Quote: "Hold firmly that our faith is identical with that of the ancients. Deny this, and you dissolve the unity of the Church."
Regarded today as the greatest theologian of the Middle Ages, Thomas Aquinas (c. 1224 - 1274) was viewed with skepticism in his own day. Born of nobility in a castle situated south of Rome, he was educated at a local Benedictine school from age five. At sixteen he entered the University of Naples, planning to become a Dominican monk. Horrified, his family kidnapped him, tempted him with a prostitute, and called on the archbishop of Naples for support. But after more than a year of captivity, they realized that their efforts failed. His mother intervened and helped her strong-willed son to escape. Still a teenager, he joined the Dominicans.
His brilliant mind impressed his superiors, who arranged to have him study in Cologne with Albertus Magnus, the greatest Dominican scholar of the day. During this time the hulking youth acquired the nickname, "Dumb Ox," but Albertus defended him, reportedly saying: "You call him 'a dumb ox,' but I declare before you that he will yet bellow so loud in doctrine that his voice will resound through the whole world." His influence on Aquinas was profound, and when Albertus transferred to Paris, Aquinas accompanied him.
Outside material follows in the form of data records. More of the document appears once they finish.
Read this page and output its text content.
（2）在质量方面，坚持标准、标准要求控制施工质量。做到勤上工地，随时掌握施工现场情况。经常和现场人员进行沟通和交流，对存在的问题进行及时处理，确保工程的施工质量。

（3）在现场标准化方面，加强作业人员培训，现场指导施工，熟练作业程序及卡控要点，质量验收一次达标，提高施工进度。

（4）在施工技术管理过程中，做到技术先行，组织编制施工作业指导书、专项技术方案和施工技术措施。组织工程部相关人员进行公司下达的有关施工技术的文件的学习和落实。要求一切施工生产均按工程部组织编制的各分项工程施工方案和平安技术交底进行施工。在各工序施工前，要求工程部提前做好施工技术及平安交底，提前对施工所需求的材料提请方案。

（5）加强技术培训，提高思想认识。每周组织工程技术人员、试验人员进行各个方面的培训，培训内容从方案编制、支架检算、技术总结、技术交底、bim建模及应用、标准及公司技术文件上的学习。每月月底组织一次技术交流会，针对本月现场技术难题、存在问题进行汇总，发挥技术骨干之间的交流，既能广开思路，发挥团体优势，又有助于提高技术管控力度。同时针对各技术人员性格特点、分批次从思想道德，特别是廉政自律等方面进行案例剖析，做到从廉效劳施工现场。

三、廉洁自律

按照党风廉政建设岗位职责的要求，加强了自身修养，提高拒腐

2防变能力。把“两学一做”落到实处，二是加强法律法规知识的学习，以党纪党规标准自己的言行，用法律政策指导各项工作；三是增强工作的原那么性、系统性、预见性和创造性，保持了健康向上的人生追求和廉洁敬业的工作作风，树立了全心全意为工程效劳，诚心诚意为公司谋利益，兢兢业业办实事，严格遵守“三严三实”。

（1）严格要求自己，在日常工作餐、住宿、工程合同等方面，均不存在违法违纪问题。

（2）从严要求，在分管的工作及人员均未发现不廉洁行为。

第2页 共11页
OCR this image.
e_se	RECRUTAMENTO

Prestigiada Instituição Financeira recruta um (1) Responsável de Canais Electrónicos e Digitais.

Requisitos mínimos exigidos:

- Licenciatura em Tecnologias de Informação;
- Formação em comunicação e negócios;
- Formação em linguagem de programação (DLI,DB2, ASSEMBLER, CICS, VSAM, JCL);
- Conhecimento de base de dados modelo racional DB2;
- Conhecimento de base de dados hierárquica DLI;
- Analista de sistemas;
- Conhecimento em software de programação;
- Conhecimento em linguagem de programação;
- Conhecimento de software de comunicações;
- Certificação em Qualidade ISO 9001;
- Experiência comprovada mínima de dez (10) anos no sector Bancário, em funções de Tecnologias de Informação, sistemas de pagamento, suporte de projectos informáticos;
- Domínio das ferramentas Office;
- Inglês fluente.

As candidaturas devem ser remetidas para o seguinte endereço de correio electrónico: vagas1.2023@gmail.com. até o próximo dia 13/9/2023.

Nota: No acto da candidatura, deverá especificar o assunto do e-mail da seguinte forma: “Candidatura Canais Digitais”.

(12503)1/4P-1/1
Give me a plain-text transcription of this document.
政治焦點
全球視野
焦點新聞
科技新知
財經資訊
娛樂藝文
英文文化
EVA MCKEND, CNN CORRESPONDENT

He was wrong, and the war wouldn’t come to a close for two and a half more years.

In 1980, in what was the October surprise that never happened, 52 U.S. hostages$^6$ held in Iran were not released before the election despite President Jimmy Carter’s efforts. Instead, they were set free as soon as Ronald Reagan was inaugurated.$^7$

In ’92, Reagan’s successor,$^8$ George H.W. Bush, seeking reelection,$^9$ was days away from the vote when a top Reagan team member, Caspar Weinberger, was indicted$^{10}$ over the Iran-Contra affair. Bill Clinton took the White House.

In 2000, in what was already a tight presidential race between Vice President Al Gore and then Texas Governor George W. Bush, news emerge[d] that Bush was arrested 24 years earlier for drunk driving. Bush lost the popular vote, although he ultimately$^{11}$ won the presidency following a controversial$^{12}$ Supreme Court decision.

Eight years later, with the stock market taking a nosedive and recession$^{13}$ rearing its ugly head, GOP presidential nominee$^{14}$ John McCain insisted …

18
After completing his studies in Paris, Aquinas returned to Cologne to teach and write.
After teaching at Cologne, Aquinas relocated to the University of Paris, where he continued to pursue his education and teaching. Beginning in 1260 and until his death in 1274, he traveled throughout Europe, preaching and teaching and consulting. He performed service for the pope and for the Dominican Order. Amid his other duties, he wrote obsessively, his works eventually filling some twenty large volumes. His magnum opus was Summa Theologica, the most comprehensive treatise on theology ever written, acclaimed more for its sheer volume and breadth than for its originality. Not venturing into uncharted terrain, Aquinas cited authorities and sought to harmonize contrasting views.
Christian scholars would later come to cite Thomas Aquinas as "the theologian" as easily as Aquinas cited Aristotle as "the philosopher." More than presenting merely an objective encyclopedia of theological positions, Aquinas took a solid stance, and his work serves as a standard for correct doctrine. Because of his heavy dependence on Aristotle, Aquinas was strongly criticized after his death by other theologians, including William of Ockham and Duns Scotus, who recognized the inherent contradictions in revelation and reason.
Lofty matters of metaphysics comprise only a portion of Summa Theologica. Among down-to-earth matters included in his tome is a lengthy discussion of sex, specifically as it relates to sin. In discussing unnatural vice (masturbation, sodomy, and bestiality), Aquinas asks whether this is the greatest of such sins. His affirmative answer is not surprising in light of his marriage of theology and natural science. What is against nature is against God.
The range of topics that Aquinas addresses in his thousands of pages of writing is astounding. In fact, according to the testimony of one of his closest associates, he would sometimes dictate to three or four secretaries at a time on different subjects, from memory rather than from notes or manuscripts. When stumped on a particular theological conundrum, he would pause to go into deep meditation and prayer and then return to the topic with clarity.
Aquinas, who proved the existence of God with "Five Ways," found God most real in a vision. He had experienced visions earlier in life, but a vision near the end of his life affected him so profoundly that he set aside his writing. His closest aide pleaded with him to take up his pen again. "I cannot," he confided. "Such things have been revealed to me that what I have written seems but straw." The vision has physical consequences as well, causing some to speculate that he may have had a stroke or a mental breakdown. Some time later he was injured while riding a donkey and died soon after.
Recognized as a great scholar during his lifetime, Aquinas continued to be revered after his death. In 1323 he was canonized a saint by Pope John XXII. Then in 1879 Pope Leo XIII declared that his writings represent official Catholic teaching, though not so authoritative as to be above challenge.